China’s Government: From Help to Hindrance
So you can’t blame politicians for trying anything and everything to stimulate growth.
They took measures to beef up the stock market early this year – a strategy that resulted in a 60% rise through June. But their clumsy and heavy-handed interference eventually backfired – turbulence and panic cut the year-to-date return down to 23% in less than a month.
You know the story from there, as the Chinese markets have continued to fall.
Next on the government’s menu is “adjusting” how the value of the yuan is determined.
By basically pegging the yuan to the U.S. dollar since 2004, it’s made China somewhat uncompetitive as the Japanese yen, Australian dollar, Canadian dollar, euro, and regional currencies have significantly cheapened against the greenback.
This has put Chinese exporters at even more of a price disadvantage.
The official line is that China is moving to more flexible exchange rates that are driven more by the currency markets.
But keep in mind that a policy of weakening the yuan comes with significant risk.
- To many in China, a weaker currency is a loss of face and prestige.
- The perception of a weakening yuan will accelerate outflows of money from China. This is already a major problem as tycoons, entrepreneurs, and even middle-class Chinese are increasingly moving their wealth overseas to places like San Francisco, Vancouver, Singapore, London and Sydney.
- A weaker currency drives up the costs of all imports, including food.
- China’s 100 million tourists like a strong currency that makes overseas trips and shopping cheaper. Not to mention the 10 million Chinese students who study abroad each year. A weaker yuan drives up costs, especially for politically sensitive middle-class families.

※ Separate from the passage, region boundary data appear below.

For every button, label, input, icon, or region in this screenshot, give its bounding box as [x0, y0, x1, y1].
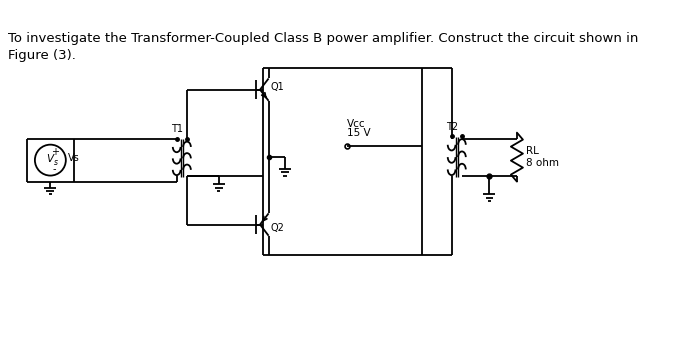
Text: -: -: [53, 164, 57, 174]
Text: RL: RL: [526, 146, 539, 156]
Text: 15 V: 15 V: [346, 128, 370, 138]
Text: Vs: Vs: [67, 153, 79, 163]
Text: s: s: [54, 158, 58, 167]
Text: To investigate the Transformer-Coupled Class B power amplifier. Construct the ci: To investigate the Transformer-Coupled C…: [8, 32, 638, 62]
Text: V: V: [46, 154, 53, 164]
Text: T2: T2: [445, 122, 458, 132]
Text: 8 ohm: 8 ohm: [526, 158, 559, 168]
Text: Q1: Q1: [270, 82, 284, 92]
Text: Q2: Q2: [270, 223, 284, 233]
Text: +: +: [50, 146, 59, 156]
Text: Vcc: Vcc: [346, 119, 365, 129]
Text: T1: T1: [171, 124, 183, 134]
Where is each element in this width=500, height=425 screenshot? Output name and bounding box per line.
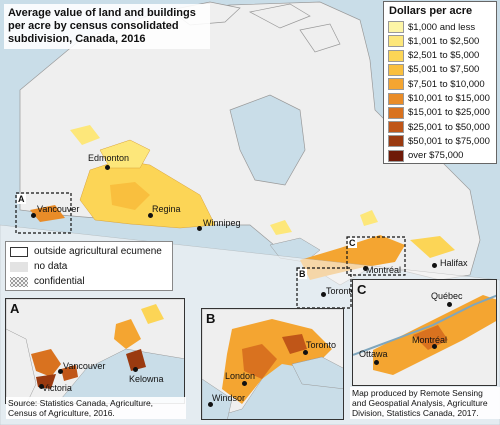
- legend-swatch: [388, 21, 404, 33]
- city-dot-vancouver: [31, 213, 36, 218]
- source-note: Source: Statistics Canada, Agriculture, …: [6, 397, 186, 419]
- key-confidential-label: confidential: [34, 276, 85, 287]
- legend-label: $5,001 to $7,500: [408, 64, 480, 76]
- inset-a-label-kelowna: Kelowna: [129, 374, 164, 384]
- inset-b-label-windsor: Windsor: [212, 393, 246, 403]
- city-dot-halifax: [432, 263, 437, 268]
- legend-row: $2,501 to $5,000: [388, 49, 479, 63]
- inset-b-label-london: London: [225, 371, 256, 381]
- region-box-c: [346, 236, 406, 276]
- inset-a-dot-victoria: [39, 384, 44, 389]
- legend-swatch: [388, 121, 404, 134]
- legend-label: $7,501 to $10,000: [408, 78, 485, 90]
- no-data-swatch: [10, 261, 28, 272]
- inset-b-dot-windsor: [208, 402, 213, 407]
- inset-a-dot-vancouver: [58, 369, 63, 374]
- region-label-a: A: [17, 194, 26, 204]
- city-dot-toronto: [321, 292, 326, 297]
- legend-swatch: [388, 135, 404, 148]
- legend-row: $5,001 to $7,500: [388, 63, 479, 77]
- inset-a: A Vancouver Victoria Kelowna: [5, 298, 185, 404]
- legend-swatch: [388, 106, 404, 119]
- inset-c-dot-ottawa: [374, 360, 379, 365]
- prairie-high-value: [110, 182, 150, 210]
- legend-row: $15,001 to $25,000: [388, 106, 490, 120]
- key-nodata-row: no data: [10, 261, 67, 272]
- legend-swatch: [388, 63, 404, 76]
- legend-row: $25,001 to $50,000: [388, 120, 490, 134]
- inset-c-dot-quebec: [447, 302, 452, 307]
- key-nodata-label: no data: [34, 261, 68, 272]
- city-label-winnipeg: Winnipeg: [203, 218, 241, 228]
- region-label-c: C: [348, 238, 357, 248]
- legend-label: $1,001 to $2,500: [408, 35, 480, 47]
- region-label-b: B: [298, 269, 307, 279]
- city-label-edmonton: Edmonton: [88, 153, 130, 163]
- legend-row: over $75,000: [388, 149, 463, 163]
- clay-belt-agriculture: [270, 220, 292, 235]
- peace-river-agriculture: [70, 125, 100, 145]
- city-label-vancouver: Vancouver: [37, 204, 80, 214]
- inset-c-label-montreal: Montréal: [412, 335, 448, 345]
- inset-b: B Toronto London Windsor: [201, 308, 344, 420]
- key-confidential-row: confidential: [10, 276, 85, 287]
- legend-row: $1,000 and less: [388, 20, 475, 34]
- city-label-halifax: Halifax: [440, 258, 468, 268]
- legend-swatch: [388, 35, 404, 48]
- inset-c: C Québec Montréal Ottawa: [352, 279, 497, 386]
- legend-label: $10,001 to $15,000: [408, 93, 490, 104]
- hudson-bay: [229, 94, 306, 186]
- inset-b-letter: B: [206, 311, 216, 326]
- credit-note: Map produced by Remote Sensing and Geosp…: [350, 387, 500, 419]
- inset-c-label-ottawa: Ottawa: [359, 349, 388, 359]
- city-dot-winnipeg: [197, 226, 202, 231]
- legend-row: $10,001 to $15,000: [388, 92, 490, 106]
- confidential-swatch: [10, 276, 28, 287]
- inset-b-dot-london: [242, 381, 247, 386]
- legend-label: over $75,000: [408, 150, 464, 162]
- city-dot-montreal: [363, 266, 368, 271]
- city-dot-edmonton: [105, 165, 110, 170]
- legend-label: $25,001 to $50,000: [408, 121, 490, 133]
- inset-b-dot-toronto: [303, 350, 308, 355]
- city-dot-regina: [148, 213, 153, 218]
- lac-st-jean-agriculture: [360, 210, 378, 226]
- inset-c-letter: C: [357, 282, 367, 297]
- inset-c-label-quebec: Québec: [431, 291, 463, 301]
- legend-label: $15,001 to $25,000: [408, 107, 490, 119]
- inset-b-map: [202, 309, 343, 419]
- inset-a-letter: A: [10, 301, 20, 316]
- inset-a-map: [6, 299, 184, 403]
- legend-row: $1,001 to $2,500: [388, 34, 479, 48]
- key-outside-row: outside agricultural ecumene: [10, 246, 162, 257]
- map-key: outside agricultural ecumene no data con…: [5, 241, 173, 291]
- bc-agriculture: [30, 205, 65, 222]
- key-outside-label: outside agricultural ecumene: [34, 246, 162, 257]
- legend-label: $1,000 and less: [408, 21, 476, 33]
- region-box-a: [15, 192, 72, 234]
- legend-swatch: [388, 92, 404, 105]
- legend-swatch: [388, 49, 404, 62]
- inset-c-map: [353, 280, 496, 385]
- inset-a-label-vancouver: Vancouver: [63, 361, 106, 371]
- city-label-regina: Regina: [152, 204, 181, 214]
- legend-label: $2,501 to $5,000: [408, 50, 480, 62]
- outside-ecumene-swatch: [10, 246, 28, 257]
- legend-row: $7,501 to $10,000: [388, 77, 485, 91]
- maritimes-agriculture: [410, 236, 455, 258]
- inset-c-dot-montreal: [432, 344, 437, 349]
- city-label-toronto: Toronto: [326, 286, 357, 296]
- legend-row: $50,001 to $75,000: [388, 134, 490, 148]
- legend: Dollars per acre $1,000 and less $1,001 t…: [383, 1, 497, 164]
- legend-title: Dollars per acre: [389, 5, 473, 17]
- inset-a-dot-kelowna: [133, 367, 138, 372]
- map-title: Average value of land and buildings per …: [4, 4, 210, 49]
- inset-b-label-toronto: Toronto: [306, 340, 337, 350]
- city-label-montreal: Montréal: [366, 265, 402, 275]
- legend-swatch: [388, 78, 404, 91]
- inset-a-label-victoria: Victoria: [42, 383, 72, 393]
- legend-label: $50,001 to $75,000: [408, 135, 490, 147]
- legend-swatch: [388, 149, 404, 162]
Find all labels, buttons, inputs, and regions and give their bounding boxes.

As China struggles with all these issues, what does this mean for investors?
How to Catch Profits From China’s Meltdown
For a start, forget buy and hold. China is a pure trading market.
Follow China’s capital flight – it will point to great opportunities.
Look to China’s competitors, especially Asia’s other big dog, Japan, as it benefits when China falters.
As far as commodities are concerned, remember that just a few years ago, China bought over half of the global supply of many of these commodities. Be wary of trying to catch the bottom as they crash.